Two weeks is actually not a very long time for them to go without food. As adults may not be growing as fast as juveniles they generally will not eat as much. How large is the mouse you are feeding it? Sometimes snakes will refuse food based on the size. Whats the temp of the enclosure? Maybe you can try raising it a few degrees. Let us know and good luck


----------



## Linda Landsman (Jun 4, 2006)

Hi, I have a 20 gallon long, with a 50 watt bulb at one end. The temp in the day is around 88 degrees at the hot end . I also have a nelsons milk for over 2 years, and I keep her the same, and she eats like a pig. The mouse is an adult mouse, but it isn't bigger around than the snakes body, ( when he eats one, there is really no lump to speak of) and he has eaten that size before, but I could try a smaller one maybe.  Thanks!


----------



## Hedorah99 (Jun 4, 2006)

Its worth a shot. Do you feed frozen thawed or live and kill them yourself?
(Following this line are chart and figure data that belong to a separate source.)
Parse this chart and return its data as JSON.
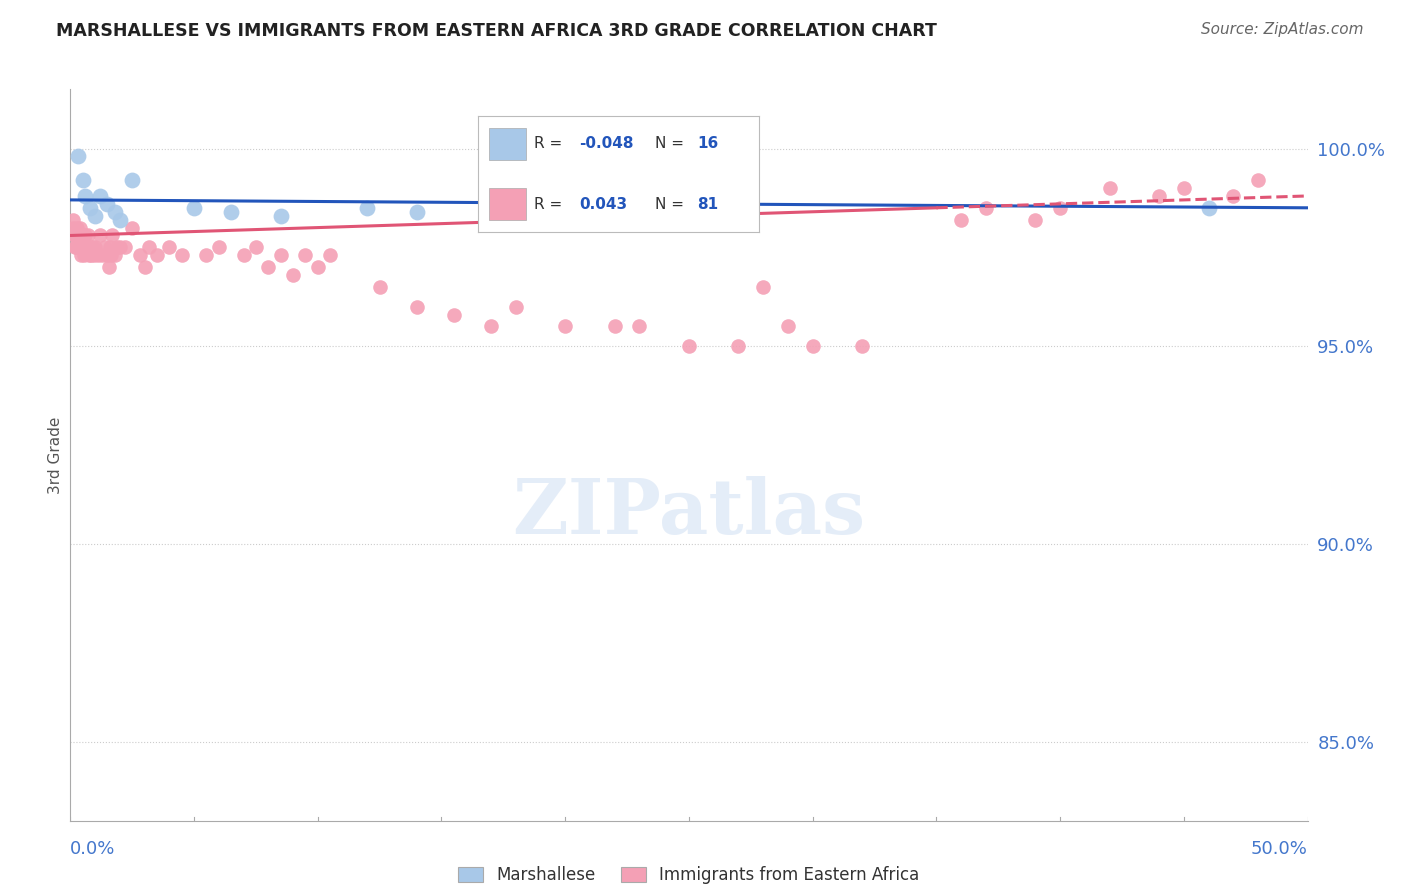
{
  "title": "MARSHALLESE VS IMMIGRANTS FROM EASTERN AFRICA 3RD GRADE CORRELATION CHART",
  "source": "Source: ZipAtlas.com",
  "ylabel": "3rd Grade",
  "xmin": 0.0,
  "xmax": 50.0,
  "ymin": 83.0,
  "ymax": 101.5,
  "yticks": [
    85.0,
    90.0,
    95.0,
    100.0
  ],
  "ytick_labels": [
    "85.0%",
    "90.0%",
    "95.0%",
    "100.0%"
  ],
  "blue_color": "#a8c8e8",
  "pink_color": "#f4a0b5",
  "blue_line_color": "#2255bb",
  "pink_line_color": "#e05575",
  "axis_color": "#4477cc",
  "legend_R_color": "#2255bb",
  "blue_x": [
    0.3,
    0.5,
    0.8,
    1.0,
    1.2,
    1.5,
    1.8,
    2.0,
    2.5,
    5.0,
    6.5,
    8.5,
    12.0,
    14.0,
    46.0,
    0.6
  ],
  "blue_y": [
    99.8,
    99.2,
    98.5,
    98.3,
    98.8,
    98.6,
    98.4,
    98.2,
    99.2,
    98.5,
    98.4,
    98.3,
    98.5,
    98.4,
    98.5,
    98.8
  ],
  "blue_line_x0": 0.0,
  "blue_line_x1": 50.0,
  "blue_line_y0": 98.7,
  "blue_line_y1": 98.5,
  "pink_line_x0": 0.0,
  "pink_line_x1": 50.0,
  "pink_line_y0": 97.8,
  "pink_line_y1": 98.8,
  "pink_dash_start": 35.0,
  "pink_x": [
    0.1,
    0.12,
    0.15,
    0.18,
    0.2,
    0.22,
    0.25,
    0.28,
    0.3,
    0.32,
    0.35,
    0.38,
    0.4,
    0.42,
    0.45,
    0.48,
    0.5,
    0.55,
    0.6,
    0.65,
    0.7,
    0.72,
    0.75,
    0.8,
    0.85,
    0.9,
    0.95,
    1.0,
    1.1,
    1.2,
    1.3,
    1.4,
    1.5,
    1.6,
    1.7,
    1.8,
    1.9,
    2.0,
    2.2,
    2.5,
    2.8,
    3.0,
    3.5,
    4.0,
    4.5,
    5.5,
    6.0,
    7.0,
    7.5,
    8.5,
    9.5,
    10.5,
    12.5,
    14.0,
    15.5,
    17.0,
    18.0,
    20.0,
    22.0,
    23.0,
    25.0,
    27.0,
    28.0,
    29.0,
    30.0,
    32.0,
    36.0,
    37.0,
    39.0,
    40.0,
    42.0,
    44.0,
    45.0,
    47.0,
    48.0,
    1.55,
    1.65,
    3.2,
    8.0,
    9.0,
    10.0
  ],
  "pink_y": [
    98.2,
    98.0,
    97.8,
    97.5,
    97.8,
    97.5,
    97.8,
    98.0,
    97.8,
    97.5,
    97.8,
    98.0,
    97.5,
    97.3,
    97.5,
    97.8,
    97.5,
    97.3,
    97.8,
    97.5,
    97.8,
    97.5,
    97.3,
    97.5,
    97.3,
    97.5,
    97.3,
    97.5,
    97.3,
    97.8,
    97.3,
    97.5,
    97.3,
    97.5,
    97.8,
    97.3,
    97.5,
    97.5,
    97.5,
    98.0,
    97.3,
    97.0,
    97.3,
    97.5,
    97.3,
    97.3,
    97.5,
    97.3,
    97.5,
    97.3,
    97.3,
    97.3,
    96.5,
    96.0,
    95.8,
    95.5,
    96.0,
    95.5,
    95.5,
    95.5,
    95.0,
    95.0,
    96.5,
    95.5,
    95.0,
    95.0,
    98.2,
    98.5,
    98.2,
    98.5,
    99.0,
    98.8,
    99.0,
    98.8,
    99.2,
    97.0,
    97.3,
    97.5,
    97.0,
    96.8,
    97.0
  ]
}
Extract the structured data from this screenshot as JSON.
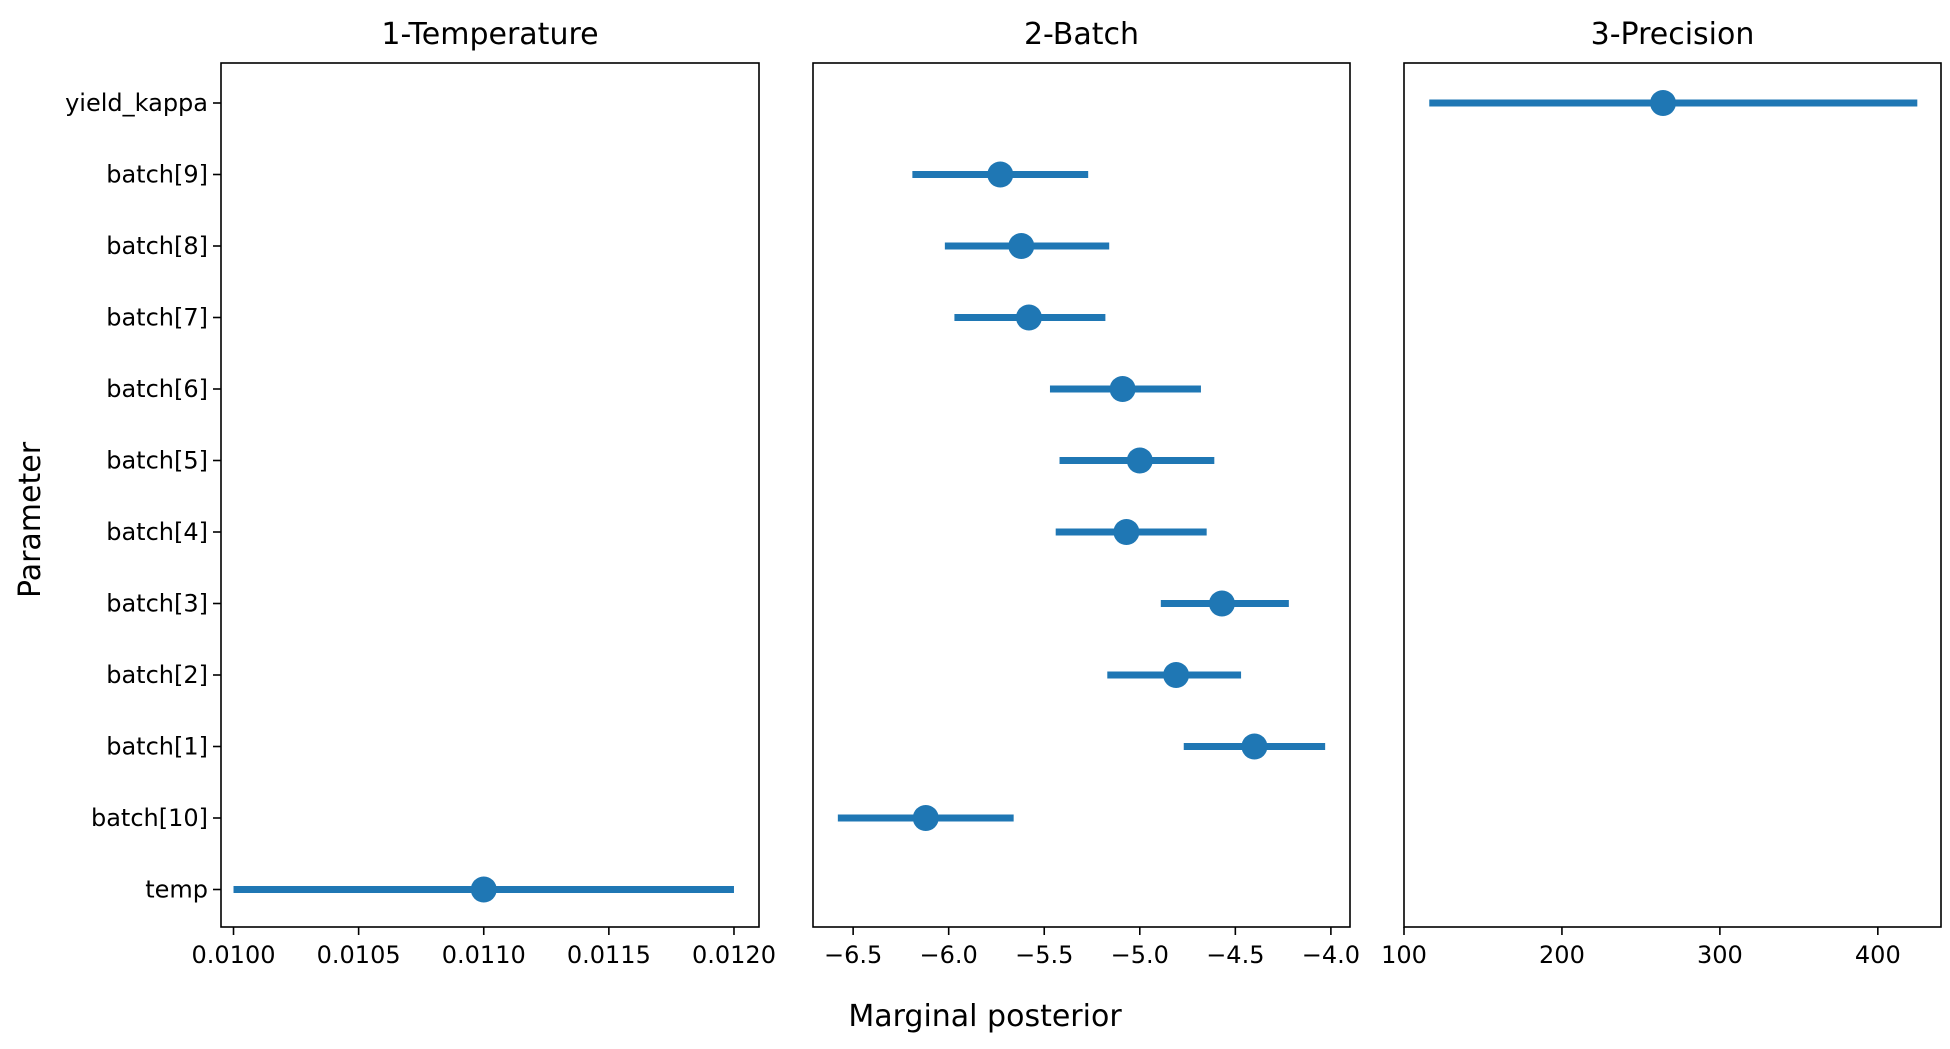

Another possibility may be parasites. I am just giving you what I have had happen in my humble experience and not trying to alarm you.


----------



## OldHag (Jun 4, 2006)

My male snakes (Kenyans) will eat like that.  Off and on.. whenever..  If they smell a female around they wont eat at all!!  Crazy males. They drive me nuts!


----------



## Linda Landsman (Jun 4, 2006)

Since I have had him, I have given him frozen, thawed mice from a mice farm that only sells frozen, vacuum packed mice.  It is a male, so maybe because it is a male, that's why he is acting like that, I was also told that today, that was a possibility, from the reptile store where I got him .I brought him in for them to look at, and they didn't see any signs of illness. I've never had a male before, my other snake is a female. That would be a weird cross, a tangerine honduran, and an albino  nelsons! Should I try! Ha, Ha.


----------



## JungleGuts (Jun 4, 2006)

i wouldnt worry about it yet, its not uncommon for snakes to change or have weard eating habits

-dan


----------



## reverendsterlin (Jun 16, 2006)

could be in breeding mode, both male and females will go off food during that period especially the males.
Rev


----------